The agency will issue draft guidelines in the next few weeks, the official told The New York Times.
Changes will include allowing the sale of medications that ease opioid cravings, even if they don't halt addiction.
In remarks Saturday to the National Governors Association, Health and Human Services Secretary Alex M. Azar II said the FDA intended "to correct a misconception that patients must achieve total abstinence in order for MAT (medication-assisted therapy) to be considered effective," The Times reported.
In 2016, there were nearly 64,000 opioid overdose deaths in the U.S., including from prescription painkillers and heroin.
Federal data shows that only one-third of specialty substance abuse treatment programs offer medication-assisted treatment, Azar noted.

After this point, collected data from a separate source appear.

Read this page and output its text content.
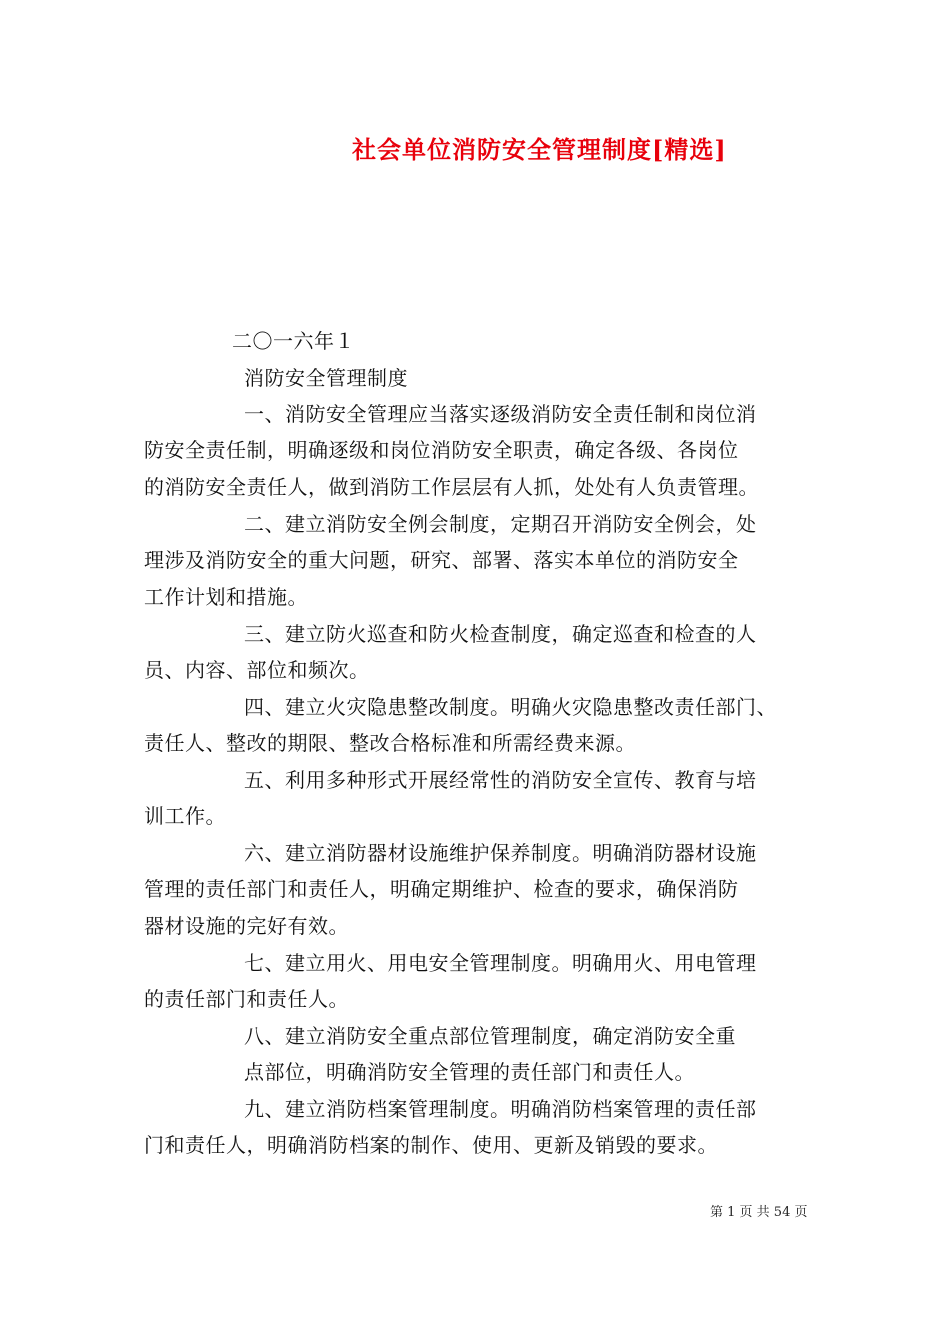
社会单位消防安全管理制度[精选]
二〇一六年１
消防安全管理制度
一、消防安全管理应当落实逐级消防安全责任制和岗位消
防安全责任制，明确逐级和岗位消防安全职责，确定各级、各岗位
的消防安全责任人，做到消防工作层层有人抓，处处有人负责管理。
二、建立消防安全例会制度，定期召开消防安全例会，处
理涉及消防安全的重大问题，研究、部署、落实本单位的消防安全
工作计划和措施。
三、建立防火巡查和防火检查制度，确定巡查和检查的人
员、内容、部位和频次。
四、建立火灾隐患整改制度。明确火灾隐患整改责任部门、
责任人、整改的期限、整改合格标准和所需经费来源。
五、利用多种形式开展经常性的消防安全宣传、教育与培
训工作。
六、建立消防器材设施维护保养制度。明确消防器材设施
管理的责任部门和责任人，明确定期维护、检查的要求，确保消防
器材设施的完好有效。
七、建立用火、用电安全管理制度。明确用火、用电管理
的责任部门和责任人。
八、建立消防安全重点部位管理制度，确定消防安全重
点部位，明确消防安全管理的责任部门和责任人。
九、建立消防档案管理制度。明确消防档案管理的责任部
门和责任人，明确消防档案的制作、使用、更新及销毁的要求。
第 1 页 共 54 页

"We want to raise that number -- in fact, it will be nigh impossible to turn the tide on this epidemic without doing so," he said, The Times reported.
Currently, there are three FDA-approved drugs for opioid treatment: buprenorphine (brand name Suboxone); methadone; and naltrexone (brand name Vivitrol). These drugs are safe and effective when combined with counseling and other support, according to the agency.
But the FDA plans to publish new recommendations for drugmakers on the issue, The Times reported.
One will promote the development of new, longer-acting forms of existing drugs for opioid treatment, and the other says new drugs that don't stop opioid addiction but help ease it will be eligible for FDA approval.